El error que a Genette le parece evidente al contrastar el concepto suyo, actual, de literatura, con el inscrito en la etimología, no lo percibe cuando al considerar ese su concepto actual de literatura no parece imaginar que pueda ser igualmente histórico y, por consiguiente, susceptible de parecer tan ingenuo para un narratólogo del futuro como hoy le parece a él el concepto inscrito indeleblemente en la palabra literatura. Y que si las narraciones audiovisuales acaban por relegar las novelas a los museos (llamémoslos bibliotecas o aulas universitarias), su afirmación tendría que ser substituida por otra en la que las dimensiones propias de esos relatos entren en una nueva definición de literatura, si es que el significante es utilizado aún para la entidad resultante de la nueva metamorfosis8.




3

La literariedad, o qué es lo que hace de un mensaje verbal una obra de arte, es el ente retórico que perseguía Román Jakobson, y al que, a su vez, Genette intenta aplicar su red cazamariposas (pp. 2-13). La poética sería el estudio restrictivo de la literatura en sus aspectos estéticos, aspectos que la caracterizarían de las demás prácticas verbales, y prescindiendo de sus demás aspectos (psicológico, ideológico). No se puede tachar de inconsecuente a una tal propuesta9.

Parece haber dos tipos de respuestas a la pregunta sobre la literariedad.

  1. Las constitutivistas o esencialistas. (La pregunta es, pues, interpretada como: ¿qué textos son obras de arte?)
  2. Las condicionalistas o relativistas: que interpretan la pregunta como ¿en qué condiciones un texto dado, sin someterlo a modificaciones internas, deviene obra literaria?10 (y a la opuesta y complementaria, que tendríamos que añadir nosotros ¿en qué condiciones puede un texto dejar de ser obra literaria?). Las respuestas a la primera pregunta, explica Genette, se dividen, grosso modo, en temáticas y formales. De las primeras es prototipo la poética de Aristóteles. Y la historia de estas poéticas es la del esfuerzo por reemplazar los criterios temáticos por criterios formales11.
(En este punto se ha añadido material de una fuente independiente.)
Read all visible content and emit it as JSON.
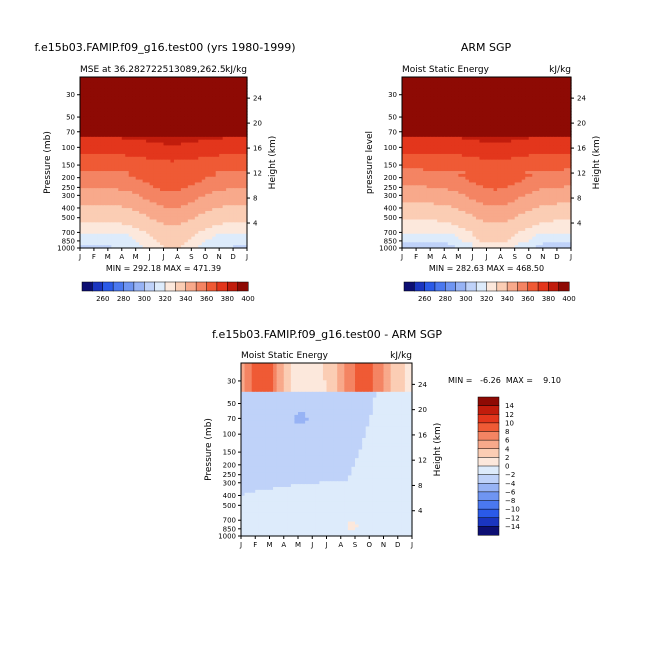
{
  "figure": {
    "colors": {
      "outline": "#000000",
      "background": "#ffffff"
    }
  },
  "chart_data": [
    {
      "id": "model",
      "type": "contour",
      "title": "f.e15b03.FAMIP.f09_g16.test00 (yrs 1980-1999)",
      "left_subtitle": "MSE at 36.282722513089,262.5",
      "right_subtitle": "kJ/kg",
      "ylabel": "Pressure (mb)",
      "right_axis_label": "Height (km)",
      "x_ticks": [
        "J",
        "F",
        "M",
        "A",
        "M",
        "J",
        "J",
        "A",
        "S",
        "O",
        "N",
        "D",
        "J"
      ],
      "pressure_ticks": [
        30,
        50,
        70,
        100,
        150,
        200,
        250,
        300,
        400,
        500,
        700,
        850,
        1000
      ],
      "height_ticks": [
        24,
        20,
        16,
        12,
        8,
        4
      ],
      "ylim_pressure_mb": [
        1000,
        20
      ],
      "stats": "MIN = 292.18  MAX = 471.39",
      "min": 292.18,
      "max": 471.39,
      "colorbar": {
        "orientation": "horizontal",
        "levels": [
          250,
          260,
          270,
          280,
          290,
          300,
          310,
          320,
          330,
          340,
          350,
          360,
          370,
          380,
          390,
          400,
          410
        ],
        "tick_labels": [
          "260",
          "280",
          "300",
          "320",
          "340",
          "360",
          "380",
          "400"
        ],
        "colors": [
          "#0d0f73",
          "#1a35c0",
          "#2a5ae8",
          "#4a78f0",
          "#6f95f2",
          "#97b3f5",
          "#bfd2f9",
          "#ddebfb",
          "#fce8dc",
          "#fbcdb4",
          "#f8a98b",
          "#f48463",
          "#ef5a35",
          "#e3361c",
          "#c11c0c",
          "#8e0a04"
        ]
      }
    },
    {
      "id": "obs",
      "type": "contour",
      "title": "ARM SGP",
      "left_subtitle": "Moist Static Energy",
      "right_subtitle": "kJ/kg",
      "ylabel": "pressure level",
      "right_axis_label": "Height (km)",
      "x_ticks": [
        "J",
        "F",
        "M",
        "A",
        "M",
        "J",
        "J",
        "A",
        "S",
        "O",
        "N",
        "D",
        "J"
      ],
      "pressure_ticks": [
        30,
        50,
        70,
        100,
        150,
        200,
        250,
        300,
        400,
        500,
        700,
        850,
        1000
      ],
      "height_ticks": [
        24,
        20,
        16,
        12,
        8,
        4
      ],
      "ylim_pressure_mb": [
        1000,
        20
      ],
      "stats": "MIN = 282.63  MAX = 468.50",
      "min": 282.63,
      "max": 468.5,
      "colorbar": {
        "orientation": "horizontal",
        "levels": [
          250,
          260,
          270,
          280,
          290,
          300,
          310,
          320,
          330,
          340,
          350,
          360,
          370,
          380,
          390,
          400,
          410
        ],
        "tick_labels": [
          "260",
          "280",
          "300",
          "320",
          "340",
          "360",
          "380",
          "400"
        ],
        "colors": [
          "#0d0f73",
          "#1a35c0",
          "#2a5ae8",
          "#4a78f0",
          "#6f95f2",
          "#97b3f5",
          "#bfd2f9",
          "#ddebfb",
          "#fce8dc",
          "#fbcdb4",
          "#f8a98b",
          "#f48463",
          "#ef5a35",
          "#e3361c",
          "#c11c0c",
          "#8e0a04"
        ]
      }
    },
    {
      "id": "diff",
      "type": "contour",
      "title": "f.e15b03.FAMIP.f09_g16.test00 - ARM SGP",
      "left_subtitle": "Moist Static Energy",
      "right_subtitle": "kJ/kg",
      "ylabel": "Pressure (mb)",
      "right_axis_label": "Height (km)",
      "x_ticks": [
        "J",
        "F",
        "M",
        "A",
        "M",
        "J",
        "J",
        "A",
        "S",
        "O",
        "N",
        "D",
        "J"
      ],
      "pressure_ticks": [
        30,
        50,
        70,
        100,
        150,
        200,
        250,
        300,
        400,
        500,
        700,
        850,
        1000
      ],
      "height_ticks": [
        24,
        20,
        16,
        12,
        8,
        4
      ],
      "ylim_pressure_mb": [
        1000,
        20
      ],
      "stats": "MIN =   -6.26  MAX =    9.10",
      "min": -6.26,
      "max": 9.1,
      "colorbar": {
        "orientation": "vertical",
        "levels": [
          -16,
          -14,
          -12,
          -10,
          -8,
          -6,
          -4,
          -2,
          0,
          2,
          4,
          6,
          8,
          10,
          12,
          14,
          16
        ],
        "tick_labels": [
          "14",
          "12",
          "10",
          "8",
          "6",
          "4",
          "2",
          "0",
          "−2",
          "−4",
          "−6",
          "−8",
          "−10",
          "−12",
          "−14"
        ],
        "colors": [
          "#0d0f73",
          "#1a35c0",
          "#2a5ae8",
          "#4a78f0",
          "#6f95f2",
          "#97b3f5",
          "#bfd2f9",
          "#ddebfb",
          "#fce8dc",
          "#fbcdb4",
          "#f8a98b",
          "#f48463",
          "#ef5a35",
          "#e3361c",
          "#c11c0c",
          "#8e0a04"
        ]
      }
    }
  ]
}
La función artística del lenguaje sería, pues, crear, producir obras (poiein), y esta poiein sólo es posible por la mímesis, o sea, la representación o simulación, según propone Genette, que, siguiendo a Käte Hamburguer, traduce mímesis por fiction. La invención y organización de una historia es lo que hace de alguien un poeta, y no los versos. Empédocles no es poeta, sino naturalista, y si Herodoto hubiera escrito en verso, seguiría siendo un historiador. Si en tiempos de Aristóteles hubiera existido novela (ficción en prosa), la hubiera admitido en su poética, y a los novelistas les daría el título de poetas, como siglos después hubo de proponer Huet (De l'origine des romans, 1670).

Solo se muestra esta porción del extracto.